Appointments. Kerry may want to elevate Homeland Security to a "top tier" department. But the most dramatic appointment, given the state of Chief Justice William Rehnquist's health, may be to the Supreme Court, possibly in the first weeks of Kerry's term. The new administration will certainly not let the conservative Federalist Society vet its judicial nominations. But any nominee must win approval from a sharply split Senate.
Budgets and spending. In his first days, Kerry will try to show that the era of big deficits is over. In February, he will introduce a new budget. Even sooner, he may want to work with Republicans to craft budget rules putting the government back on a "pay as you go" basis. Clinton's stand-alone health care reform flopped; Kerry should fold his into an overall budget framework.

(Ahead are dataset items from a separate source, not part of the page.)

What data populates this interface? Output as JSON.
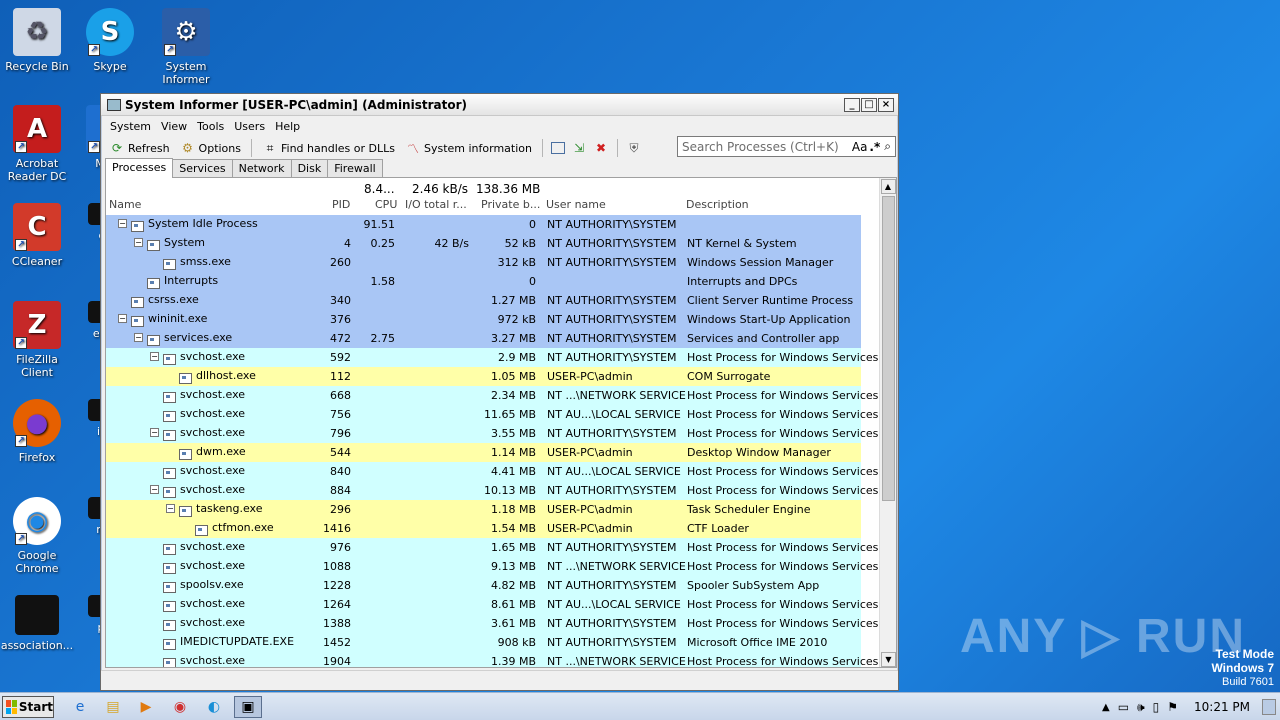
{
  "desktop": {
    "icons": [
      {
        "label": "Recycle Bin",
        "icon": "recycle-bin-icon"
      },
      {
        "label": "Skype",
        "icon": "skype-icon"
      },
      {
        "label": "System Informer",
        "icon": "system-informer-icon"
      },
      {
        "label": "Acrobat Reader DC",
        "icon": "acrobat-icon"
      },
      {
        "label": "Micro",
        "icon": "microsoft-edge-icon"
      },
      {
        "label": "CCleaner",
        "icon": "ccleaner-icon"
      },
      {
        "label": "club",
        "icon": "file-icon"
      },
      {
        "label": "FileZilla Client",
        "icon": "filezilla-icon"
      },
      {
        "label": "emplo",
        "icon": "file-icon"
      },
      {
        "label": "Firefox",
        "icon": "firefox-icon"
      },
      {
        "label": "inclu",
        "icon": "file-icon"
      },
      {
        "label": "Google Chrome",
        "icon": "chrome-icon"
      },
      {
        "label": "mobi",
        "icon": "file-icon"
      },
      {
        "label": "association...",
        "icon": "file-icon"
      },
      {
        "label": "phot",
        "icon": "file-icon"
      }
    ],
    "watermark": "ANY ▷ RUN",
    "test_mode": {
      "line1": "Test Mode",
      "line2": "Windows 7",
      "line3": "Build 7601"
    }
  },
  "window": {
    "title": "System Informer [USER-PC\\admin] (Administrator)",
    "controls": {
      "minimize": "_",
      "maximize": "□",
      "close": "×"
    },
    "menu": [
      "System",
      "View",
      "Tools",
      "Users",
      "Help"
    ],
    "toolbar": {
      "refresh": "Refresh",
      "options": "Options",
      "find_handles": "Find handles or DLLs",
      "system_information": "System information"
    },
    "search": {
      "placeholder": "Search Processes (Ctrl+K)",
      "case_toggle": "Aa",
      "regex_toggle": ".*"
    },
    "tabs": [
      "Processes",
      "Services",
      "Network",
      "Disk",
      "Firewall"
    ],
    "active_tab": "Processes",
    "summary": {
      "cpu": "8.4...",
      "io": "2.46 kB/s",
      "private": "138.36 MB"
    },
    "columns": [
      "Name",
      "PID",
      "CPU",
      "I/O total r...",
      "Private b...",
      "User name",
      "Description"
    ],
    "colors": {
      "system": "#a9c6f5",
      "service": "#d0ffff",
      "own": "#ffffa8"
    },
    "processes": [
      {
        "indent": 0,
        "exp": "−",
        "name": "System Idle Process",
        "pid": "",
        "cpu": "91.51",
        "io": "",
        "priv": "0",
        "user": "NT AUTHORITY\\SYSTEM",
        "desc": "",
        "kind": "system"
      },
      {
        "indent": 1,
        "exp": "−",
        "name": "System",
        "pid": "4",
        "cpu": "0.25",
        "io": "42 B/s",
        "priv": "52 kB",
        "user": "NT AUTHORITY\\SYSTEM",
        "desc": "NT Kernel & System",
        "kind": "system"
      },
      {
        "indent": 2,
        "exp": "",
        "name": "smss.exe",
        "pid": "260",
        "cpu": "",
        "io": "",
        "priv": "312 kB",
        "user": "NT AUTHORITY\\SYSTEM",
        "desc": "Windows Session Manager",
        "kind": "system"
      },
      {
        "indent": 1,
        "exp": "",
        "name": "Interrupts",
        "pid": "",
        "cpu": "1.58",
        "io": "",
        "priv": "0",
        "user": "",
        "desc": "Interrupts and DPCs",
        "kind": "system"
      },
      {
        "indent": 0,
        "exp": "",
        "name": "csrss.exe",
        "pid": "340",
        "cpu": "",
        "io": "",
        "priv": "1.27 MB",
        "user": "NT AUTHORITY\\SYSTEM",
        "desc": "Client Server Runtime Process",
        "kind": "system"
      },
      {
        "indent": 0,
        "exp": "−",
        "name": "wininit.exe",
        "pid": "376",
        "cpu": "",
        "io": "",
        "priv": "972 kB",
        "user": "NT AUTHORITY\\SYSTEM",
        "desc": "Windows Start-Up Application",
        "kind": "system"
      },
      {
        "indent": 1,
        "exp": "−",
        "name": "services.exe",
        "pid": "472",
        "cpu": "2.75",
        "io": "",
        "priv": "3.27 MB",
        "user": "NT AUTHORITY\\SYSTEM",
        "desc": "Services and Controller app",
        "kind": "system"
      },
      {
        "indent": 2,
        "exp": "−",
        "name": "svchost.exe",
        "pid": "592",
        "cpu": "",
        "io": "",
        "priv": "2.9 MB",
        "user": "NT AUTHORITY\\SYSTEM",
        "desc": "Host Process for Windows Services",
        "kind": "service"
      },
      {
        "indent": 3,
        "exp": "",
        "name": "dllhost.exe",
        "pid": "112",
        "cpu": "",
        "io": "",
        "priv": "1.05 MB",
        "user": "USER-PC\\admin",
        "desc": "COM Surrogate",
        "kind": "own"
      },
      {
        "indent": 2,
        "exp": "",
        "name": "svchost.exe",
        "pid": "668",
        "cpu": "",
        "io": "",
        "priv": "2.34 MB",
        "user": "NT ...\\NETWORK SERVICE",
        "desc": "Host Process for Windows Services",
        "kind": "service"
      },
      {
        "indent": 2,
        "exp": "",
        "name": "svchost.exe",
        "pid": "756",
        "cpu": "",
        "io": "",
        "priv": "11.65 MB",
        "user": "NT AU...\\LOCAL SERVICE",
        "desc": "Host Process for Windows Services",
        "kind": "service"
      },
      {
        "indent": 2,
        "exp": "−",
        "name": "svchost.exe",
        "pid": "796",
        "cpu": "",
        "io": "",
        "priv": "3.55 MB",
        "user": "NT AUTHORITY\\SYSTEM",
        "desc": "Host Process for Windows Services",
        "kind": "service"
      },
      {
        "indent": 3,
        "exp": "",
        "name": "dwm.exe",
        "pid": "544",
        "cpu": "",
        "io": "",
        "priv": "1.14 MB",
        "user": "USER-PC\\admin",
        "desc": "Desktop Window Manager",
        "kind": "own"
      },
      {
        "indent": 2,
        "exp": "",
        "name": "svchost.exe",
        "pid": "840",
        "cpu": "",
        "io": "",
        "priv": "4.41 MB",
        "user": "NT AU...\\LOCAL SERVICE",
        "desc": "Host Process for Windows Services",
        "kind": "service"
      },
      {
        "indent": 2,
        "exp": "−",
        "name": "svchost.exe",
        "pid": "884",
        "cpu": "",
        "io": "",
        "priv": "10.13 MB",
        "user": "NT AUTHORITY\\SYSTEM",
        "desc": "Host Process for Windows Services",
        "kind": "service"
      },
      {
        "indent": 3,
        "exp": "−",
        "name": "taskeng.exe",
        "pid": "296",
        "cpu": "",
        "io": "",
        "priv": "1.18 MB",
        "user": "USER-PC\\admin",
        "desc": "Task Scheduler Engine",
        "kind": "own"
      },
      {
        "indent": 4,
        "exp": "",
        "name": "ctfmon.exe",
        "pid": "1416",
        "cpu": "",
        "io": "",
        "priv": "1.54 MB",
        "user": "USER-PC\\admin",
        "desc": "CTF Loader",
        "kind": "own",
        "icon": "pencil-doc-icon"
      },
      {
        "indent": 2,
        "exp": "",
        "name": "svchost.exe",
        "pid": "976",
        "cpu": "",
        "io": "",
        "priv": "1.65 MB",
        "user": "NT AUTHORITY\\SYSTEM",
        "desc": "Host Process for Windows Services",
        "kind": "service"
      },
      {
        "indent": 2,
        "exp": "",
        "name": "svchost.exe",
        "pid": "1088",
        "cpu": "",
        "io": "",
        "priv": "9.13 MB",
        "user": "NT ...\\NETWORK SERVICE",
        "desc": "Host Process for Windows Services",
        "kind": "service"
      },
      {
        "indent": 2,
        "exp": "",
        "name": "spoolsv.exe",
        "pid": "1228",
        "cpu": "",
        "io": "",
        "priv": "4.82 MB",
        "user": "NT AUTHORITY\\SYSTEM",
        "desc": "Spooler SubSystem App",
        "kind": "service"
      },
      {
        "indent": 2,
        "exp": "",
        "name": "svchost.exe",
        "pid": "1264",
        "cpu": "",
        "io": "",
        "priv": "8.61 MB",
        "user": "NT AU...\\LOCAL SERVICE",
        "desc": "Host Process for Windows Services",
        "kind": "service"
      },
      {
        "indent": 2,
        "exp": "",
        "name": "svchost.exe",
        "pid": "1388",
        "cpu": "",
        "io": "",
        "priv": "3.61 MB",
        "user": "NT AUTHORITY\\SYSTEM",
        "desc": "Host Process for Windows Services",
        "kind": "service"
      },
      {
        "indent": 2,
        "exp": "",
        "name": "IMEDICTUPDATE.EXE",
        "pid": "1452",
        "cpu": "",
        "io": "",
        "priv": "908 kB",
        "user": "NT AUTHORITY\\SYSTEM",
        "desc": "Microsoft Office IME 2010",
        "kind": "service"
      },
      {
        "indent": 2,
        "exp": "",
        "name": "svchost.exe",
        "pid": "1904",
        "cpu": "",
        "io": "",
        "priv": "1.39 MB",
        "user": "NT ...\\NETWORK SERVICE",
        "desc": "Host Process for Windows Services",
        "kind": "service"
      }
    ]
  },
  "taskbar": {
    "start_label": "Start",
    "apps": [
      "internet-explorer-icon",
      "explorer-icon",
      "media-player-icon",
      "chrome-icon",
      "edge-icon",
      "system-informer-icon"
    ],
    "clock": "10:21 PM"
  }
}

National security. Foreign policy is, as George W. Bush would say, "hard work." Kerry has promised to seek allies' help in Iraq; getting their help is another matter. The new president should be just as nervous putting his political fate in the hands of French President Jacques Chirac as in the hands of House Majority Leader Tom DeLay. In 1952, Dwight D. Eisenhower pledged, "I will go to Korea." During the transition, he went -- essentially a khaki photo op. But he cut a deal and ended the war in six months. Kerry, whose Iraq policy might not differ radically from Bush's at this stage, must find a way to display a new approach and honesty.
A real uniter. Kerry needs to find Republicans with whom he can work, and fast. He could probably win bipartisan support for more money for homeland security. And he could appoint a Republican to a senior cabinet post higher than, say, transportation secretary. After the 1995 government shutdown, the Clinton impeachment and Bush's strategy of playing to his base, maybe -- just maybe -- legislative gladiators are exhausted.
None of this adds up to a Rooseveltian 100 days. But Kerry has a real chance to put his stamp on the presidency and give the country the "fresh start" promised by his campaign posters. Memorable presidents are those who boldly break with their predecessors. And as the adage goes, for presidents as for prom dates, "You only have one chance to make a first impression."